Like Josh Marshall, I’ve been pondering the Gallup finding
that Catholics are significantly more likely than “Protestants/Other
Christians” to favor finding another location for the Park51 Islamic
Center. Given that Protestants in the aggregate are, on most public
issues, more conservative than Catholics–and given that American
Catholics tend to recollect their own disfavored religious status in
this country–why do 63 percent of Catholics want to see Park51 moved,
as opposed to 49 percent of the Protestants/Other Christians?

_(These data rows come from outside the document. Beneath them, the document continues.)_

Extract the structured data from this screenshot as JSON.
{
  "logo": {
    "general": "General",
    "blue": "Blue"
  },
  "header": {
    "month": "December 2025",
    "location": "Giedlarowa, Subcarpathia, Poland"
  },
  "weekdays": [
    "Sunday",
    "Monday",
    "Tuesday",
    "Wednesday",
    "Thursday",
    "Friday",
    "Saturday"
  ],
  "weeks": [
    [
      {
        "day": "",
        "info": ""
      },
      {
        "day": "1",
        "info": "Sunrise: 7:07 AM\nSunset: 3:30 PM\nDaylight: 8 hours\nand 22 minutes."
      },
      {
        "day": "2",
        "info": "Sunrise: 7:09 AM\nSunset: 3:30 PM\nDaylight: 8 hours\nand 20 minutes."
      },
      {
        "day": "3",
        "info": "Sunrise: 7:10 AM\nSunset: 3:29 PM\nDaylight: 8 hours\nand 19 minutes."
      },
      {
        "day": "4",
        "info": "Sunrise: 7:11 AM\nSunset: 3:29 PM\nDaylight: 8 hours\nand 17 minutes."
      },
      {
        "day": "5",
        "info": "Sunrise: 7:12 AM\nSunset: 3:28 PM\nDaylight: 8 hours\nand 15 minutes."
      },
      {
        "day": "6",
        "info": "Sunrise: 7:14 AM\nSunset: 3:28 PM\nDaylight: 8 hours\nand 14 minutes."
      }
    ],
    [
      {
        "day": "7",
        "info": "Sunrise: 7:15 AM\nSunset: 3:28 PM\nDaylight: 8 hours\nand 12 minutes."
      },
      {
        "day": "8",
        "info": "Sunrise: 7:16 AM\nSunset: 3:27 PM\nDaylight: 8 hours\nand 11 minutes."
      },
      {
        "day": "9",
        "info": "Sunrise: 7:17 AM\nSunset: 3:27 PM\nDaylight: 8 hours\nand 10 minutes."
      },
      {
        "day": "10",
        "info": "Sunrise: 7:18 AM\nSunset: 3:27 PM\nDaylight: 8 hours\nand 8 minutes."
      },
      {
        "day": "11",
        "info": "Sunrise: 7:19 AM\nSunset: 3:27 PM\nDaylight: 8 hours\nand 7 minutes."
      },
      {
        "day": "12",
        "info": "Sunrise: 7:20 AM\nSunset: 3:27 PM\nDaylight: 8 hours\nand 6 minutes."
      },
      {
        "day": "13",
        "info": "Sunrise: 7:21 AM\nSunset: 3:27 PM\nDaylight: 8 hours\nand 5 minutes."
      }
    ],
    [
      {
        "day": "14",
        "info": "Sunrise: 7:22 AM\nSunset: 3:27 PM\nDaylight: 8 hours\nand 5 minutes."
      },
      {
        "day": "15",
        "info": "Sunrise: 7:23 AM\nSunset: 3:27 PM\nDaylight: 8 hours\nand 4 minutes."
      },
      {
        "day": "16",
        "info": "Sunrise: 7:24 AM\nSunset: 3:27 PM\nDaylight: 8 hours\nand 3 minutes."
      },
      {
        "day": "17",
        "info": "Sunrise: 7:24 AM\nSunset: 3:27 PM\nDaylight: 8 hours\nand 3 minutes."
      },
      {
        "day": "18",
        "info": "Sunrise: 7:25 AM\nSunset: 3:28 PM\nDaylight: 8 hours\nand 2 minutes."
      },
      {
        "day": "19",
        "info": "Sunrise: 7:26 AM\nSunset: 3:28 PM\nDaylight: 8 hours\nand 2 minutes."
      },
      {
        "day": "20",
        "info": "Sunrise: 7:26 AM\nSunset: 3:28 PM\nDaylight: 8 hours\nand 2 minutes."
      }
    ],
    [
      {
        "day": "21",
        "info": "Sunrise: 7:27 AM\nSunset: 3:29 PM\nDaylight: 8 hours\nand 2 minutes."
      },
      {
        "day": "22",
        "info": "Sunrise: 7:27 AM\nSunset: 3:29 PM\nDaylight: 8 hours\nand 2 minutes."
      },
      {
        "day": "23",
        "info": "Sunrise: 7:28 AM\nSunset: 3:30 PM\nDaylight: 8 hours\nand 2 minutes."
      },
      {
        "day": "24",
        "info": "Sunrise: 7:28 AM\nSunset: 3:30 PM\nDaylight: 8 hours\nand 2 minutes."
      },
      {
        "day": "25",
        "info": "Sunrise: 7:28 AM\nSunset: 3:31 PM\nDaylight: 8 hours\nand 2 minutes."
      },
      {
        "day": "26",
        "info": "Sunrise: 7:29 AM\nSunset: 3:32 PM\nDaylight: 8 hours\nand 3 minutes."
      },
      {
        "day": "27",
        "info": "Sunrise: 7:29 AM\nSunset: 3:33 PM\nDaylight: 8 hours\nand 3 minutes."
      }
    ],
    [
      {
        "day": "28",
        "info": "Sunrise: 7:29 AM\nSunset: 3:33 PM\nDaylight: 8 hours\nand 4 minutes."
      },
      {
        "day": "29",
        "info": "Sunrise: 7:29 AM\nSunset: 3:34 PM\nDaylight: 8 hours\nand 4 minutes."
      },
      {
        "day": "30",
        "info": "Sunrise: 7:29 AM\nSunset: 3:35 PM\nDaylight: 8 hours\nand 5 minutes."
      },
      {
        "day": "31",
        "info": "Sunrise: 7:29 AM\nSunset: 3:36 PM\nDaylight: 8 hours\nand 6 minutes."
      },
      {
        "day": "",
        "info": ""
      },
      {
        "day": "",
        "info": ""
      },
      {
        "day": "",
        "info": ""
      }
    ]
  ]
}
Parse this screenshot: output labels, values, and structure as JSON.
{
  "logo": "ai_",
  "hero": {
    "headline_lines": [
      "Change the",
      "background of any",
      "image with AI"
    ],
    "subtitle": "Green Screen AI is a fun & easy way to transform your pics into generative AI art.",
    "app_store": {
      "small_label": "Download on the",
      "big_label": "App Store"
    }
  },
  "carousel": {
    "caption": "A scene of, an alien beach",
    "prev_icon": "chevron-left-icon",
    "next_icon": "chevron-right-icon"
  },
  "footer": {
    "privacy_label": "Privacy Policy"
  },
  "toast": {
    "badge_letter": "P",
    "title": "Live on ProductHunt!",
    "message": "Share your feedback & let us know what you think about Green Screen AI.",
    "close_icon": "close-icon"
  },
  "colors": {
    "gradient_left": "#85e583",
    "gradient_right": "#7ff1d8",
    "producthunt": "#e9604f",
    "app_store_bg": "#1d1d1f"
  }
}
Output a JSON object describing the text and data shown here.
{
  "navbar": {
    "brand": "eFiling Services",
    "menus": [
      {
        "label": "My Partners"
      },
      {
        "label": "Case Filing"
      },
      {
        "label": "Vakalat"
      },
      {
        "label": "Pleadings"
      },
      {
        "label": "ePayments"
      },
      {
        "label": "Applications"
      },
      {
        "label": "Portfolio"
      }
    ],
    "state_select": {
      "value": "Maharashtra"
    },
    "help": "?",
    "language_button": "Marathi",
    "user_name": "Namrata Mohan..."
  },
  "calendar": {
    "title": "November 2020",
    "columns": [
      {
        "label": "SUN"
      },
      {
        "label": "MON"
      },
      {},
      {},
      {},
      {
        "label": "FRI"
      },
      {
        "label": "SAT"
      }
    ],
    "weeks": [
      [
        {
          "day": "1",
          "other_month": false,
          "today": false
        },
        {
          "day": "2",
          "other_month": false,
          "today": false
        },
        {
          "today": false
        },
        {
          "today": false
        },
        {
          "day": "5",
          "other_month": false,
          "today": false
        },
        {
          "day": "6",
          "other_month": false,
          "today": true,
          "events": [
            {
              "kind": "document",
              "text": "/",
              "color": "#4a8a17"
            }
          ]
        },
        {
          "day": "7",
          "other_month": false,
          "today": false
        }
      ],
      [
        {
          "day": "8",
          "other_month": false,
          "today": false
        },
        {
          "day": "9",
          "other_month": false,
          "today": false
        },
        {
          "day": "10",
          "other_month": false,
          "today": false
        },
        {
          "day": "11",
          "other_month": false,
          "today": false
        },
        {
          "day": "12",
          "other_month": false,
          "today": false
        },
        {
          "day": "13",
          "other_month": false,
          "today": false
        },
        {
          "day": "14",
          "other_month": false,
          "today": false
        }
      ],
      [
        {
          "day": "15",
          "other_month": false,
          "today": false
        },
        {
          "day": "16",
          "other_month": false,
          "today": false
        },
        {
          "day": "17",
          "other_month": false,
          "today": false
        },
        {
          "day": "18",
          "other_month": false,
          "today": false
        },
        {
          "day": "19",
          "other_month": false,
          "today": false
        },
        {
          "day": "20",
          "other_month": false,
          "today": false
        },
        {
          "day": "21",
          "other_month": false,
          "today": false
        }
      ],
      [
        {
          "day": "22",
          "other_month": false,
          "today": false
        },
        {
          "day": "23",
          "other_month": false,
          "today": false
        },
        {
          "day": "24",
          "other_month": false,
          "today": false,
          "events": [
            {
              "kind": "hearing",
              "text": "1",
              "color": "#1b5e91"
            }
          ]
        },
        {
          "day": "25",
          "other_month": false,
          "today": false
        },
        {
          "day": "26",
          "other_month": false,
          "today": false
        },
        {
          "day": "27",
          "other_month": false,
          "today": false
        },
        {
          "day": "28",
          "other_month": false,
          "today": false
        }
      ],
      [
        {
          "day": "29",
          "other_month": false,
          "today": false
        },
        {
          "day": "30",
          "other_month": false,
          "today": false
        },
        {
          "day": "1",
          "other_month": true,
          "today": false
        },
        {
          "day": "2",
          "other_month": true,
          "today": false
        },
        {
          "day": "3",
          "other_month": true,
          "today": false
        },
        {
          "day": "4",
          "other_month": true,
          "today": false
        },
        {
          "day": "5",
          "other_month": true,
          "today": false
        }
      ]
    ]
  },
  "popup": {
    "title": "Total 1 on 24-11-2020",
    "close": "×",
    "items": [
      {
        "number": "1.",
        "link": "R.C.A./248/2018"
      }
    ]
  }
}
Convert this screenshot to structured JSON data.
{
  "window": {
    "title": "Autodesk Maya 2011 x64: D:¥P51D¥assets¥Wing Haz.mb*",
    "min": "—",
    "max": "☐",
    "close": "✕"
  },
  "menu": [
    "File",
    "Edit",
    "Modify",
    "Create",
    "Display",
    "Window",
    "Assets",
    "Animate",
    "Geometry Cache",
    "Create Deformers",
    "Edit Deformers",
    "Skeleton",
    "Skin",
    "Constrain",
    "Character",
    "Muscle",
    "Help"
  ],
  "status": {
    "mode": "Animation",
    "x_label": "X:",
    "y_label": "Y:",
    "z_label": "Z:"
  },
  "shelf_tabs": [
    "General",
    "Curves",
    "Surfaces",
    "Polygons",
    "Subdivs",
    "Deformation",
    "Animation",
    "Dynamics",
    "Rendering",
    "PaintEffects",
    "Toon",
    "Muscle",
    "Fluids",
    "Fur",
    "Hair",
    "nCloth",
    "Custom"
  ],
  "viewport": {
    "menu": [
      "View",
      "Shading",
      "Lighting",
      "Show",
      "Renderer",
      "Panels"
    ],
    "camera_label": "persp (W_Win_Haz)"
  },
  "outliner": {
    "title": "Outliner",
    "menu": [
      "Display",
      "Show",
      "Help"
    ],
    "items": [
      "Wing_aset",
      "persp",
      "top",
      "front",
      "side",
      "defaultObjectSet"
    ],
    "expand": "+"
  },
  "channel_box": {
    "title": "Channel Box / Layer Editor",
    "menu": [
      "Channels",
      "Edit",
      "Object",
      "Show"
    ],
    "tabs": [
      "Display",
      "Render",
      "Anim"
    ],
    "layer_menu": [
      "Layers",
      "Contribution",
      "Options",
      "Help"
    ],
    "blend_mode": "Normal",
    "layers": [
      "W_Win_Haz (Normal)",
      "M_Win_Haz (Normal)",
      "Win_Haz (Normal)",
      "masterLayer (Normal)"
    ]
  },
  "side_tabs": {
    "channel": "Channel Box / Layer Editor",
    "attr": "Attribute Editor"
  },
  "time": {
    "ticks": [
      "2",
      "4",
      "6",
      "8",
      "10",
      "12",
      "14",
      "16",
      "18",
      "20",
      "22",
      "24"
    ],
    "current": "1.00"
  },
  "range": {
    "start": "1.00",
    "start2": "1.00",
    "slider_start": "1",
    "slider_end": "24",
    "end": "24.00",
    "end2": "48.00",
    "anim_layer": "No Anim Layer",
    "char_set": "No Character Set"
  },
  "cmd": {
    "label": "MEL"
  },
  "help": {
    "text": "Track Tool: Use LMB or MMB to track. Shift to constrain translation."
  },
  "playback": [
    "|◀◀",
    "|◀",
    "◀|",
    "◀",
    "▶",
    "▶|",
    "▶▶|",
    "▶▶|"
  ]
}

I posed this question to my learned sidekick Andrew Walsh, who
immediately replied with what seems to me the right answer: Catholicism
very much regards the creation of a place of worship as the
establishment of spiritual control over territory. Consider all the
pagan temples that were transformed into–or built over as–Christian
churches in Rome. Or the Grand Mosque in Cordoba–consecrated
as a cathedral after Cordoba’s reconquest in 13th century (setting the
stage for the mosquification of Hagia Sophia after the Turkish conquest
of Constantinople in 1453).

Closer to home, the difficulty of decommissioning Catholic churches in
America these days is precisely related to the fact that these churches
were built to be permanent markers of geographic parishes. Catholics
recognize the closing of a church as a species of spiritual surrender.
By contrast, Protestants consider houses of worship more as convenient
homes for where the congregants happen to be. For Jews, it’s all about
the where the Torahs are, and Torahs are all about being marched from
place to place. (These facts lie at the core of Gerald Gamm’s fine
study, Urban Exodus: Why the Jews Left Boston and the Catholics Stayed.) Jews are somewhat less inclined than Protestants to favor moving Park51.

In a word, Catholics are more likely than most of the rest of us to see
Park51 as an assertion of power over territory beyond itself–extending
to Ground Zero–and they don’t like it. Interestingly, Mormons favor
moving Park51 almost as much as Catholics do–perhaps reflecting the LDS
understanding of what it means to build a new temple for their Zionic
communities. (Mormons are least interested in changing it to an
interfaith institution because, well, Mormons don’t do interfaith.) As
for the Muslims themselves, a 43 percent plurality favored building
Park51 as planned–which doesn’t say anything much about how Muslims
view mosque-building as such.

Of course, in America, you pretty much have a right to build your house
of worship wherever you want, and to keep it open for as long as you
care to and can afford to. Your understanding of the symbolic
significance of doing so–or anyone else’s–is, legally, irrelevant.